If you feel like getting straight back to work to get some semblance of normality back into life – Do it!
If you feel like jumping into bed straight after coming home from work – Do it!
If you feel like wearing your Dad’s favourite sweater every day for months – Do it!
If you feel like watching endless re-runs of Homes under the Hammer – Do it!
If you feel like eating 5 crème eggs in a row – Do it!
3. Talk about the person you have lost with friends, family, colleagues and strangers. Share memories. Good times and bad. Funny stories. What you miss most. What you miss least.
4. If you don’t release your feelings, they find a way to present themselves physically. If you think your family and friends can’t handle it, book into a professional grief counsellor and talk for as long as you can.
5. Spoil yourself. Book a massage. Buy those new shoes. Have long baths. Be outside. Walk. Eat colourful food.
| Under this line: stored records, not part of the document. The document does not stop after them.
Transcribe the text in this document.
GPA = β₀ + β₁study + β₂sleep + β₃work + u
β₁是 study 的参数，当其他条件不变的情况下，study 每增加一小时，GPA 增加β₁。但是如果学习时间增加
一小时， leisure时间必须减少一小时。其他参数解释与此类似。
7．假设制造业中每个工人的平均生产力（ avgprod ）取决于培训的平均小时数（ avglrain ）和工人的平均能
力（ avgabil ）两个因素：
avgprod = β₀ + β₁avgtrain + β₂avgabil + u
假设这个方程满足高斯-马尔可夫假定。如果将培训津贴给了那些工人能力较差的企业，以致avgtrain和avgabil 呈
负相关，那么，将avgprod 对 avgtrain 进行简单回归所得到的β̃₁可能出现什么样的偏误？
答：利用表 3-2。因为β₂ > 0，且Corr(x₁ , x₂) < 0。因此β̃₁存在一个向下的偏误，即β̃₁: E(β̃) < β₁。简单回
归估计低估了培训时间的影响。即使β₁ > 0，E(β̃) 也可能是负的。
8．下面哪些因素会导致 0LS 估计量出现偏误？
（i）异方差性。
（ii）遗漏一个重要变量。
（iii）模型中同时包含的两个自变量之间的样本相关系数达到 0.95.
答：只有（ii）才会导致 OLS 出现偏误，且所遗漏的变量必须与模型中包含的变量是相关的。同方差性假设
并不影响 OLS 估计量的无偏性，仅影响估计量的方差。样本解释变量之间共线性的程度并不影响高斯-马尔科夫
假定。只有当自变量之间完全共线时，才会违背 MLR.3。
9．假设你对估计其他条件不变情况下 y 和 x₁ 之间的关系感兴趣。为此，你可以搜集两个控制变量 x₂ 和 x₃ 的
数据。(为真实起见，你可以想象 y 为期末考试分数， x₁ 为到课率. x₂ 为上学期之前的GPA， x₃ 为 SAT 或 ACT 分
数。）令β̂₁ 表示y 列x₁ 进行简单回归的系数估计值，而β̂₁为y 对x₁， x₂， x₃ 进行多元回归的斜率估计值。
6. Ask someone at work to tell your colleagues why you have been off work before you return. It’ll save on those awkward moments when they ask about how lovely your holiday was.
7. Exercise – it improves mood, memory, sleep and thought processing. You’ll need all of these if you are to think through and plan out a career change.
8. Talk to people at work, if you can. Keeping your grief in can increase stress. Without looking very hard, you might find someone who feels the same as you but has no outlet at work. You might be able to ask that colleague how their grief/illness/health scare impacted their view of their career.
9. If you are dead set on re-thinking your career now: Grab a piece of paper. Write down a list of the elements of your work that you definitely want to change in the future
10. On a different piece of paper write a list of the elements of your work that you’d like to do more of in the future. Put the piece of paper away somewhere safe, that you can find easily, for when you feel stronger to make some bigger changes.
You might also like to sign up to the “You’re not too old and it’s not too late” newsletter here for monthly articles to help you think through a possible career change – save them up in your email list to read when you are ready.
I am not an expert on grief but I am an expert on mid-lifer career change. Having said that, I spent two years of my spare-time training and working with CRUSE Bereavement Care but don’t anymore because life got too busy. I am interested in all things important to human happiness and losing a loved one or experiencing a health scare can have a huge impact on human happiness.